Backward Selection
Backward selection has computational properties that are similar to forward selection. The starting subset in backward selection includes all possible predictor variables. Predictor variables are deleted one at a time as long as this results in a subset with a higher evaluation criterion. Again, in the worst case, at most N((N + 1)/2) subsets must be evaluated before the search ends. Like forward selection, backward selection is not guaranteed to find the subset with the highest evaluation criterion.
Some researchers prefer backward selection to forward selection when the predictor variables are far from statistically independent. In this case, starting the search with all predictor variables included allows the model to take predictor variable interactions into account. Forward selection will not add two predictor variables that together can explain the variations in the observation variable if, individually, the predictor variables are not helpful in explaining the variation. Backward selection, on the other hand, would already include both of these variables and would realize that it is a bad idea to delete either one.
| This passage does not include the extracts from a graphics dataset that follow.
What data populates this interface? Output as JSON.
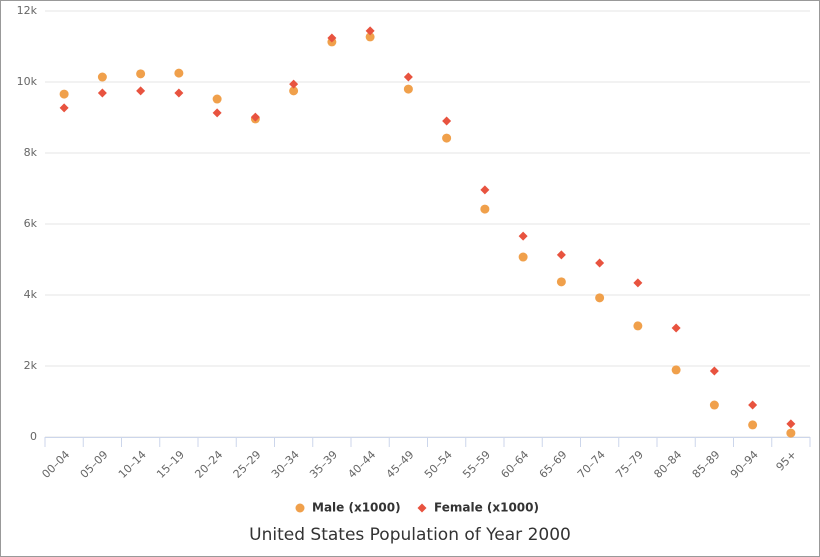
{
  "chart_data": {
    "type": "scatter",
    "title": "United States Population of Year 2000",
    "categories": [
      "00–04",
      "05–09",
      "10–14",
      "15–19",
      "20–24",
      "25–29",
      "30–34",
      "35–39",
      "40–44",
      "45–49",
      "50–54",
      "55–59",
      "60–64",
      "65–69",
      "70–74",
      "75–79",
      "80–84",
      "85–89",
      "90–94",
      "95+"
    ],
    "series": [
      {
        "name": "Male (x1000)",
        "color": "#f0a04b",
        "marker": "circle",
        "values": [
          9660,
          10140,
          10230,
          10250,
          9520,
          8960,
          9750,
          11130,
          11270,
          9800,
          8420,
          6420,
          5070,
          4370,
          3920,
          3130,
          1890,
          900,
          340,
          110
        ]
      },
      {
        "name": "Female (x1000)",
        "color": "#e8533f",
        "marker": "diamond",
        "values": [
          9270,
          9690,
          9750,
          9690,
          9130,
          9010,
          9940,
          11240,
          11440,
          10140,
          8900,
          6960,
          5660,
          5130,
          4900,
          4340,
          3070,
          1860,
          900,
          370
        ]
      }
    ],
    "ylim": [
      0,
      12000
    ],
    "yticks": [
      0,
      {
        "value": 2000,
        "label": "2k"
      },
      {
        "value": 4000,
        "label": "4k"
      },
      {
        "value": 6000,
        "label": "6k"
      },
      {
        "value": 8000,
        "label": "8k"
      },
      {
        "value": 10000,
        "label": "10k"
      },
      {
        "value": 12000,
        "label": "12k"
      }
    ],
    "grid": true,
    "legend": "bottom"
  }
}
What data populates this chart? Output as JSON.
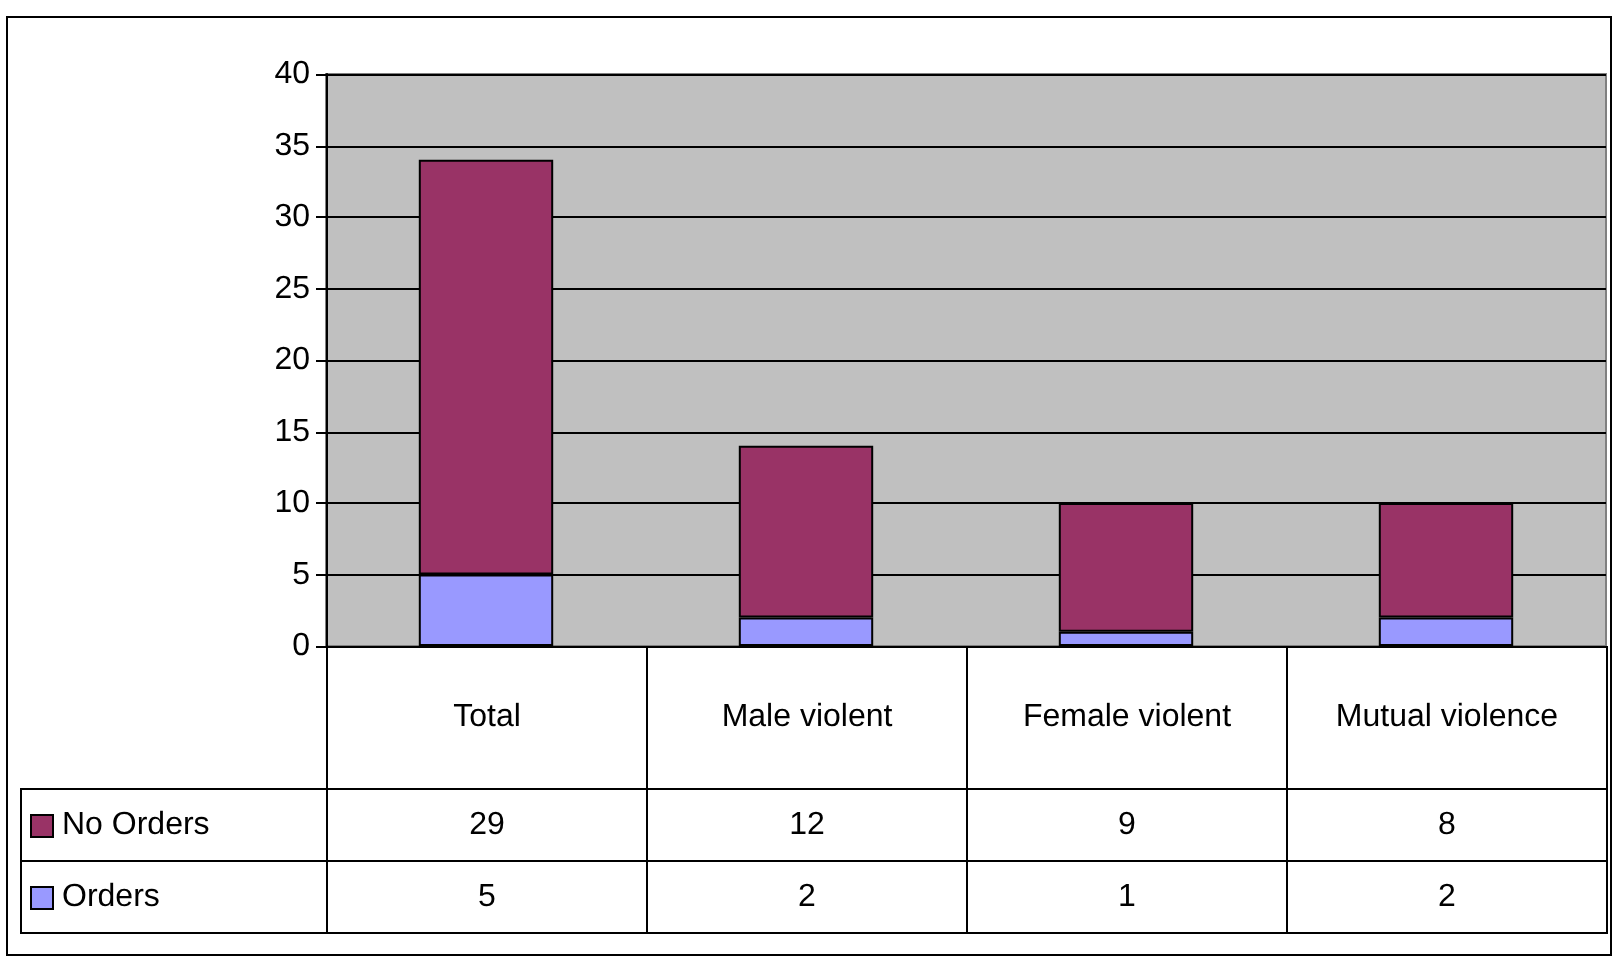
{
  "chart_data": {
    "type": "bar",
    "stacked": true,
    "categories": [
      "Total",
      "Male violent",
      "Female violent",
      "Mutual violence"
    ],
    "series": [
      {
        "name": "Orders",
        "color": "#9999ff",
        "values": [
          5,
          2,
          1,
          2
        ]
      },
      {
        "name": "No Orders",
        "color": "#993366",
        "values": [
          29,
          12,
          9,
          8
        ]
      }
    ],
    "ylim": [
      0,
      40
    ],
    "yticks": [
      0,
      5,
      10,
      15,
      20,
      25,
      30,
      35,
      40
    ],
    "grid": "y",
    "legend": "bottom left",
    "data_labels": true
  }
}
The disadvantage of backward selection is that one’s confidence in subset evaluation criterion values tends to be lower than with forward selection. This is especially true when the number of rows in the predictor matrix is close to the number of possible predictor variables. In such a case, there are very few points that the regression model can use in order to determine its parameter values, and the function evaluation criterion will be sensitive to small changes to the predictor matrix data. When the ratio of predictor matrix rows to predictor variables is small, it is usually a better idea to use forward selection than backward selection.